What’s the entry-level salary for forest and conservation technicians in Michigan?
The 10th-percentile wage — what new forest and conservation technicians typically earn — is $35K/year. Take-home on that works out to about $2,122/month. At HUD’s $1,272/month FMR, rent would take 60% of that take-home — above the 30% guideline, so a 1-bedroom or shared housing is likely necessary starting out.
Is forest and conservation technician a high-paying job in Michigan?
Local pay runs 16% below the national median — $46K here vs. $55K nationally. Cost of living is 6% below the national average, which narrows that gap in real purchasing power.
How does Michigan compare to the national average for forest and conservation technicians?
Michigan pays $46K median vs. the U.S. average of $55K — that’s -16%. After adjusting for local cost of living (RPP 93.89), the purchasing-power equivalent is $49K — below the national median.
How much do forest and conservation technicians make in Michigan?
The median is $45,760 a year, that works out to about $22 an hour.
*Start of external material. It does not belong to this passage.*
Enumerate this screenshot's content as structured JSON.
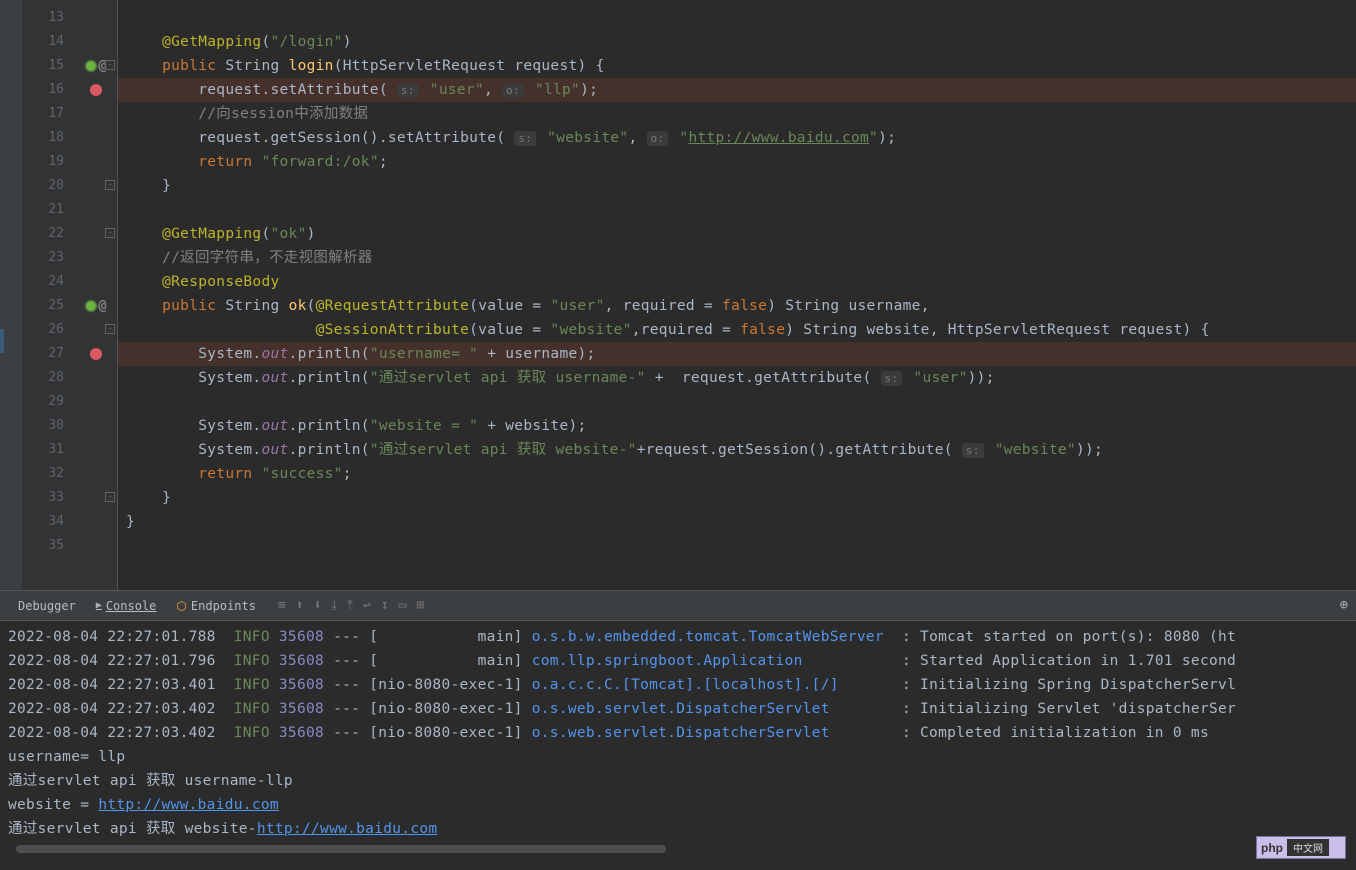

But the range is wide: entry-level workers start around $35,360, and experienced forest and conservation technicians can clear $73,630. These are BLS numbers, based on employer-reported data, not self-reported surveys.
Is $46K enough to live in Michigan?
On that salary, you'd take home roughly $3,072/month after taxes. A 2-bedroom here rents for about $1,272/month, which eats 41.4% of your paycheck. That's above the 30% rule of thumb, housing will be a stretch at the median salary, though you can manage with roommates or a smaller place.
How far does a forest and conservation technicians salary go in Michigan?
Michigan has a Regional Price Parity of 93.89 (100 is the national average). That's below average, your money stretches further here than the raw salary number suggests. After cost-of-living adjustment, the median forest and conservation technicians salary is worth about $48,738 in national-average purchasing power.
Where do forest and conservation technicians get paid the most?
The table above ranks every state by median pay for this role. Keep in mind that the highest-paying states tend to have the highest costs of living, so the top salary doesn't always mean the most money in your pocket.